Hampir semua klub sepak bola di seluruh dunia kini sedang mempersiapkan skuad untuk musim baru melalui agenda pertandingan uji coba.
Tidak terkecuali Liverpool yang akan menyambut Premier League musim depan di bawah komando pelatih baru Andoni Iraola.
Bermain di Nashville, Amerika Serikat, Liverpool memulai tur pra-musim dengan kemenangan meyakinkan 4-2 atas Sunderland, Sabtu (25/7).
Namun sebelum melakoni tur pra-musim ke Amerika Serikat, Liverpool sempat diterpa isu yang kurang menyenangkan yakni gerakan unfollow massal dari para fans.
Sebab Unfollow Massal- Instagram @liverpoolfc
Usut punya usut, gerakan ini datang lantaran akun ofisial Liverpool secara terbuka mempromosikan LGBT+. Mereka bahkan dijadwalkan menggelar parade.

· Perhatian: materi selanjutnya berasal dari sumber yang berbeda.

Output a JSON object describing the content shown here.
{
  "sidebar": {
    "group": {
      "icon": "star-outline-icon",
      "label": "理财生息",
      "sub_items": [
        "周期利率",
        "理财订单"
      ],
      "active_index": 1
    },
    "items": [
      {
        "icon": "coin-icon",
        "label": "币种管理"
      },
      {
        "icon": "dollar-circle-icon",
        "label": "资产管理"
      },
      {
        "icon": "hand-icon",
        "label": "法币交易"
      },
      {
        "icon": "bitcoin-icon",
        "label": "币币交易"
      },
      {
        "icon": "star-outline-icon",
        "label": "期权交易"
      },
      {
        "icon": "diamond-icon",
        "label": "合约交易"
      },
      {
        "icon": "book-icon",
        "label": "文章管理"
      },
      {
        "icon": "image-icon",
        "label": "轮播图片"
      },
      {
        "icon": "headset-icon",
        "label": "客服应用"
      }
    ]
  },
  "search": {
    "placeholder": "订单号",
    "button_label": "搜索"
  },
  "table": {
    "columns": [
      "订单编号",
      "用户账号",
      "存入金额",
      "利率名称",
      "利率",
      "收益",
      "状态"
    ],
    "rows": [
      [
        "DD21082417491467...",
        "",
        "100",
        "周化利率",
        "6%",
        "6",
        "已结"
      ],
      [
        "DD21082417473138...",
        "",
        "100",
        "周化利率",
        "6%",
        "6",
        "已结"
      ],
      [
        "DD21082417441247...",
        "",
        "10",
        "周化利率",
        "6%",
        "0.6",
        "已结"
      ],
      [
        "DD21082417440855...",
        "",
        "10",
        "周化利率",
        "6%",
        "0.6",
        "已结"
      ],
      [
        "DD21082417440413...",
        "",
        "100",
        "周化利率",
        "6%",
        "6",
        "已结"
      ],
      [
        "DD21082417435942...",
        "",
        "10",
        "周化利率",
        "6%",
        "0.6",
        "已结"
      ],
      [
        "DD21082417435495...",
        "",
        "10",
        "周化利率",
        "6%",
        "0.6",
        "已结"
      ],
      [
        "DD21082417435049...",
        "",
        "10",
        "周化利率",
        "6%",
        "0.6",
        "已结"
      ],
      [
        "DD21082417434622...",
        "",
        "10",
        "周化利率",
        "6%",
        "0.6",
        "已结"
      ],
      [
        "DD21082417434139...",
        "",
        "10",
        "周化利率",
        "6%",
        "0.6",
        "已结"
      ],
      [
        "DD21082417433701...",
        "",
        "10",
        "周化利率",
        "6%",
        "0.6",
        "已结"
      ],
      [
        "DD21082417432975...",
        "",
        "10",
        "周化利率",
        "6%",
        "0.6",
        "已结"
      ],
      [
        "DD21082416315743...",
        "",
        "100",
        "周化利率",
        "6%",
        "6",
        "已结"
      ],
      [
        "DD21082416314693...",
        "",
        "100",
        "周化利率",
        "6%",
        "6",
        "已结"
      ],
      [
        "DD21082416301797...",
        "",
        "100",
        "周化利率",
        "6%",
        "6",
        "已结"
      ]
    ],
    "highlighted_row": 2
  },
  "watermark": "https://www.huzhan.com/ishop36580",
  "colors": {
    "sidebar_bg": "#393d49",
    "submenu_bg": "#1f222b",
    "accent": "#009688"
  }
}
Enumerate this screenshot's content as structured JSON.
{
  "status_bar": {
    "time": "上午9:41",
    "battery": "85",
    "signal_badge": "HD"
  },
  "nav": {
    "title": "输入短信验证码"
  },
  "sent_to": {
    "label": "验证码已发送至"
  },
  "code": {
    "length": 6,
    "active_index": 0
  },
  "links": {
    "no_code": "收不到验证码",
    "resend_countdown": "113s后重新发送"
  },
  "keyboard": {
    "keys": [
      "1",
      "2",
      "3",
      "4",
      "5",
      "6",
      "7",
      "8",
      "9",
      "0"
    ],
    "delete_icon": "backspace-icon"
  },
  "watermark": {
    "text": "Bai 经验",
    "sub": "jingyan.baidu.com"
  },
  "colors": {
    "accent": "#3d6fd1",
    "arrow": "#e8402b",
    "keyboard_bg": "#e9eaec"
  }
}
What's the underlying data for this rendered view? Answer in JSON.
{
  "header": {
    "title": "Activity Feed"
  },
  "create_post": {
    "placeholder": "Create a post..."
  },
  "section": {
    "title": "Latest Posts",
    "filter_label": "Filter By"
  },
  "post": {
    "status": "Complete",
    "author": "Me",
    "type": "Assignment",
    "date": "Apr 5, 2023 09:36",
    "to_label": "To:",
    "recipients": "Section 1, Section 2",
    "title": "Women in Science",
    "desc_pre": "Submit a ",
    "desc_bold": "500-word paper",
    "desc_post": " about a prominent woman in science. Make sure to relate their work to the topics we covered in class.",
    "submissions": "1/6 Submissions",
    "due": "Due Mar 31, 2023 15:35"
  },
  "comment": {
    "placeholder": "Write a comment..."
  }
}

"Besok, kami akan bergabung dalam pawai Pride Liverpool bersama rekan-rekan, pendukung, dan pemangku kepentingan kami. Kami bangga merayakan komunitas LGBT+ di Liverpool dan sekitarnya, memperjuangkan inklusi, dukungan, dan rasa memiliki," tulis akun Instagram @liverpoolfc.
Tidak hanya itu, akun Instagram Liverpool juga mengganti foto profil memakai logo Liver Bird, ikon tim dengan Pride Flag berwarna pelangi yang identik dengan LGBT+.
Hal itu dinilai menegaskan posisi Liverpool yang mendukung LGBT+ dengan alasan menjaga inklusi, representasi, dan keberagaman.
Tak pelak, sikap Liverpool ini mengundang reaksi dari para penggemar. Belakangan, gerakan unfollow massal datang di Instagram klub.
"-1 follover from indonesia," kata @irull.rizky.
"Goodbye Liverpool," ucap @14_suyunov.100k.
"-1 follower from Tanzania," ujar @i_mag99.
"1-follover from Afghanistan," tulis @ilia.jafari9.
"Satu alasan lagi untuk bergabung dengan Arsenal," jelas @iduuno_careless.
Didukung Premier League- REUTERS/Dylan Martinez
Dukungan terhadap komunitas LGBT+ bukan kali pertama dilakukan Liverpool. Sejak beberapa musim terakhir, The Reds cukup aktif menggaungkan gerakan ini.
Lebih jauh, Liverpool bahkan menjual merchandise berbau LGBT+ di semua toko resmi klub yang belakangan memantik pro dan kontra di antara penggemar.